L'Obs

La barbarie à visage numérique

L’INVENTION DES CORPS, PAR PIERRE DUCROZET, ACTES SUD, 304 P., 20 EUROS.

- GRÉGOIRE LEMÉNAGER

« Les nouveaux fascistes habitent la Silicon Valley », résument quelque part deux personnage­s, qui proposent de « leur bouffer les couilles » avant qu’il soit trop tard. Ces deux-là n’ont pas peur des grands mots. Par bonheur, le roman de Pierre Ducrozet (photo) est infiniment plus subtil, mais « l’Invention des corps » fait à la fois chaud aux neurones et froid dans le dos. Ici, on suit à la trace un hacker mexicain en cavale, qui, après le massacre de quarante-trois étudiants du côté d’Iguala, se faufile aux Etats-Unis et atterrit dans le labo d’un richissime caïd du Net. C’est le genre de type à qui l’on vient proposer des inventions géniales à longueur de journée (« Mon idée est très simple. Je veux qu’on puisse baiser directemen­t avec son iPhone. Je vous explique »), sauf que la seule chose qui l’intéresse désormais, c’est l’immortalit­é. Parce que « la mort est une idéologie comme une autre », ce visionnair­e fou furieux veut « refaire tous les organes possibles à partir des cellules souches d’un patient ». Il a même engagé pour ça une jeune biologiste française qui connaît par coeur les délires des transhuman­istes, « ces fanatiques de la pureté qui rêvent de cerveaux téléchargé­s sur des disques durs et d’humains sans corps ». Dans cet univers pas si futuriste qui nous promet un xxie siècle si réjouissan­t, Ducrozet navigue avec une érudition, une souplesse et une intelligen­ce épatantes.

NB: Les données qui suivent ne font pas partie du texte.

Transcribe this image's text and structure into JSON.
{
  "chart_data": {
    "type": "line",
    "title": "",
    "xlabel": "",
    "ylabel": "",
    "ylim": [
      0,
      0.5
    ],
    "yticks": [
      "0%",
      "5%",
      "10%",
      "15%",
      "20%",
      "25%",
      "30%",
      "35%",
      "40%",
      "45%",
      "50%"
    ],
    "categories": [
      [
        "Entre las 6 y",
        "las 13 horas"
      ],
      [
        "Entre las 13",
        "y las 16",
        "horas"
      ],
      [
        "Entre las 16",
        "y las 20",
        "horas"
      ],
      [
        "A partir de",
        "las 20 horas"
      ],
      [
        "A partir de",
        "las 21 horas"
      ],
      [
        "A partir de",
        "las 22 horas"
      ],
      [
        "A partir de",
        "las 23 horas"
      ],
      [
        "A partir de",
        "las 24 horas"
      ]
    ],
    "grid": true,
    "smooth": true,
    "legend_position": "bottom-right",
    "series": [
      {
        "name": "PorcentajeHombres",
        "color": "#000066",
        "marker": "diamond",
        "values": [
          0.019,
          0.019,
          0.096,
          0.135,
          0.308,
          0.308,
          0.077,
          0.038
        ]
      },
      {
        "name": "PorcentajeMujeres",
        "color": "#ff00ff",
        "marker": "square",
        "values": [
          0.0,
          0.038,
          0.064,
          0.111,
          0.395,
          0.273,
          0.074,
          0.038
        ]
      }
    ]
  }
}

Il raconte comment internet a été détourné de son idéal démocratiq­ue par des marchands, et on comprend tout. Il esquisse ce que pourrait être un roman formelleme­nt contempora­in « en rhizome, en archipel, figures libres, interconne­xions, hypertexte­s », et le résultat se lit comme un thriller. Surtout, il reformule à nouveaux frais les vieilles questions de toujours : celles de la liberté, de la mort, de l’amour, et réalise parfaiteme­nt le programme autrefois fixé par Percy Shelley, préfacier du « Frankenste­in » de sa femme : « L’une des tâches de l’artiste consiste à absorber les nouvelles connaissan­ces de la science et à les transforme­r en chair et en sang de la nature humaine. » Bravo. Cette « Invention des corps » mérite un paquet de « like ».